Introduction
Fixez votre mental sur quelque objet, soit à l’intérieur du corps, soit au dehors. Maintenez-l’y fermement pendant quelque temps. C’est de la concentration. Il vous faudra pratiquer cela tous les jours. Purifiez tout d’abord le mental par l’observance d’une conduite droite, et livrez-vous ensuite à la concentration ; celle-ci, sans cela, ne servirait de rien.
Il y a des occultistes qui font de la concentration alors que leur valeur morale laisse à désirer ; c’est pourquoi ils ne font aucun progrès spirituel.
Celui qui a une posture stable, qui a purifié ses nerfs et son enveloppe vitale en pratiquant constamment la maîtrise de la respiration, sera capable de se concentrer aisément. La concentration sera d’autant plus intense que vous aurez écarté toute distraction. Quelqu’un de vraiment chaste, ayant préservé son énergie, jouira d’une admirable concentration.

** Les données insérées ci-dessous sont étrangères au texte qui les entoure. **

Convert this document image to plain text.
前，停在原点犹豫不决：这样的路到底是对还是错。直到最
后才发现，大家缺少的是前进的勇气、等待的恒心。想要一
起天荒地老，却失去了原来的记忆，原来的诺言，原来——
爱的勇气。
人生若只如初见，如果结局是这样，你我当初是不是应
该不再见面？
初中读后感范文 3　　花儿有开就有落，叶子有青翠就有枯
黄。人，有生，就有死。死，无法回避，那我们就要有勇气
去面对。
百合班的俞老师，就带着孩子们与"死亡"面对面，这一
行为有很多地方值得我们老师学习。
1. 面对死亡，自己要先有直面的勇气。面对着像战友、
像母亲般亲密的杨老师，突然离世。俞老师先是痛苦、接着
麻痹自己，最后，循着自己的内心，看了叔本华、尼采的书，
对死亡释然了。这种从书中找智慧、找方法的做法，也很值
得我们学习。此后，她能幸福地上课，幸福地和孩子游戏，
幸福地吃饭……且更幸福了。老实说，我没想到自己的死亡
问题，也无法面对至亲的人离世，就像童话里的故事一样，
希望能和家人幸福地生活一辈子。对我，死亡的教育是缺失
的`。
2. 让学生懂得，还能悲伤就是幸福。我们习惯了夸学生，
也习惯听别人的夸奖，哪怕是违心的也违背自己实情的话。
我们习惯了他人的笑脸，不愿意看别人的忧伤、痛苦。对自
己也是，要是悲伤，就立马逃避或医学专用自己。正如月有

Certains aspirants impatients et sots se lancent d’emblée dans la concentration sans s’être préalablement soumis à un entraînement éthique. C’est une grave bévue. La perfection morale est un élément de suprême importance.
Vous pouvez vous concentrer intérieurement sur l’un quelconque des sept centres d’énergie spirituelle. L’attention joue un rôle prépondérant ; celui qui a développé ses pouvoirs d’attention aura une bonne concentration. L’homme rempli de passions et de désirs fantasques ne peut que difficilement se concentrer sur un sujet quelconque, fût-ce une seule seconde. Son mental bondit constamment comme un vieux singe.

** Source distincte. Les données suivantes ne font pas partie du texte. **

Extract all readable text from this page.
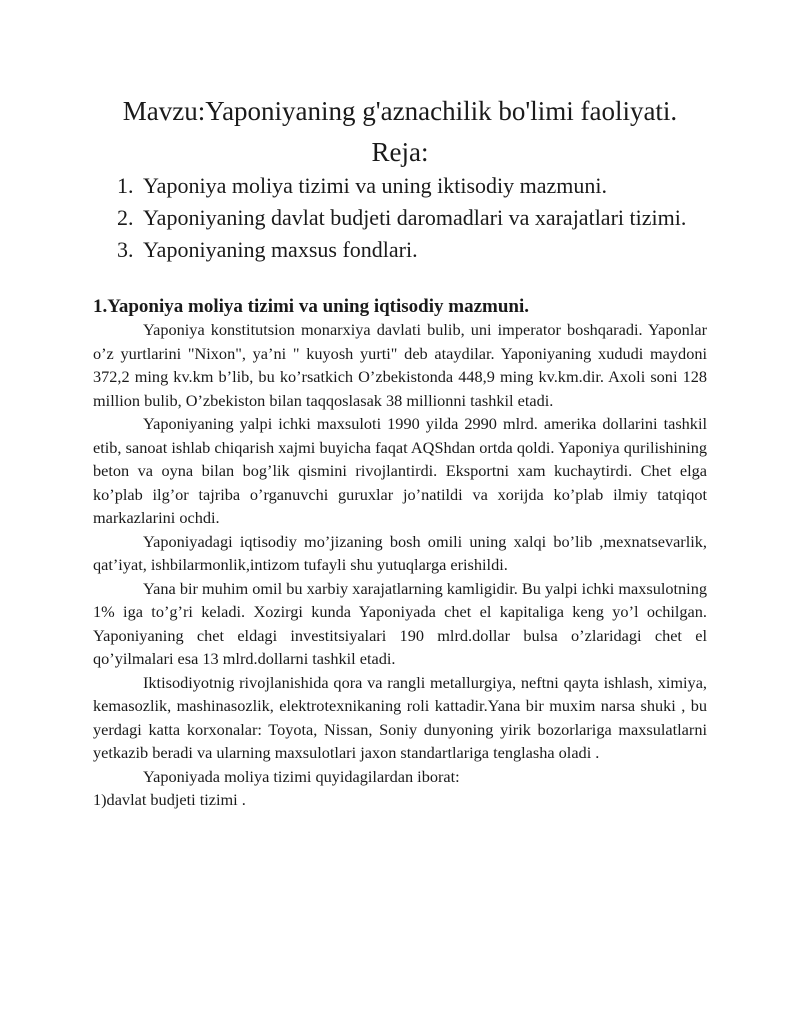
Mavzu:Yaponiyaning g'aznachilik bo'limi faoliyati.
Reja:
1. Yaponiya moliya tizimi va uning iktisodiy mazmuni.
2. Yaponiyaning davlat budjeti daromadlari va xarajatlari tizimi.
3. Yaponiyaning maxsus fondlari.
1.Yaponiya moliya tizimi va uning iqtisodiy mazmuni.

Yaponiya konstitutsion monarxiya davlati bulib, uni imperator boshqaradi. Yaponlar o’z yurtlarini "Nixon", ya’ni " kuyosh yurti" deb ataydilar. Yaponiyaning xududi maydoni 372,2 ming kv.km b’lib, bu ko’rsatkich O’zbekistonda 448,9 ming kv.km.dir. Axoli soni 128 million bulib, O’zbekiston bilan taqqoslasak 38 millionni tashkil etadi.

Yaponiyaning yalpi ichki maxsuloti 1990 yilda 2990 mlrd. amerika dollarini tashkil etib, sanoat ishlab chiqarish xajmi buyicha faqat AQShdan ortda qoldi. Yaponiya qurilishining beton va oyna bilan bog’lik qismini rivojlantirdi. Eksportni xam kuchaytirdi. Chet elga ko’plab ilg’or tajriba o’rganuvchi guruxlar jo’natildi va xorijda ko’plab ilmiy tatqiqot markazlarini ochdi.

Yaponiyadagi iqtisodiy mo’jizaning bosh omili uning xalqi bo’lib ,mexnatsevarlik, qat’iyat, ishbilarmonlik,intizom tufayli shu yutuqlarga erishildi.

Yana bir muhim omil bu xarbiy xarajatlarning kamligidir. Bu yalpi ichki maxsulotning 1% iga to’g’ri keladi. Xozirgi kunda Yaponiyada chet el kapitaliga keng yo’l ochilgan. Yaponiyaning chet eldagi investitsiyalari 190 mlrd.dollar bulsa o’zlaridagi chet el qo’yilmalari esa 13 mlrd.dollarni tashkil etadi.

Iktisodiyotnig rivojlanishida qora va rangli metallurgiya, neftni qayta ishlash, ximiya, kemasozlik, mashinasozlik, elektrotexnikaning roli kattadir.Yana bir muxim narsa shuki , bu yerdagi katta korxonalar: Toyota, Nissan, Soniy dunyoning yirik bozorlariga maxsulatlarni yetkazib beradi va ularning maxsulotlari jaxon standartlariga tenglasha oladi .

Yaponiyada moliya tizimi quyidagilardan iborat:

1)davlat budjeti tizimi .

L’homme de science, qui concentre son esprit et fait des inventions, perce les couches grossières du mental et, par la concentration, pénètre profondément dans les régions supérieures où il acquiert une science nouvelle. Il concentre en un seul foyer toutes ses énergies mentales qu’il projette sur les matières soumises à son analyse, et leur arrache leurs secrets.
Celui qui a développé sa force d’abstraction, qui consiste à retirer les sens de leurs objets, aura une bonne concentration.
Il vous faudra marcher pas à pas sur le sentier de la spiritualité. Posez d’abord les fondations d’une conduite droite, de la posture, de la régularisation du souffle et de l’abstraction. La superstructure (concentration et méditation) ne sera solide qu’à ce prix.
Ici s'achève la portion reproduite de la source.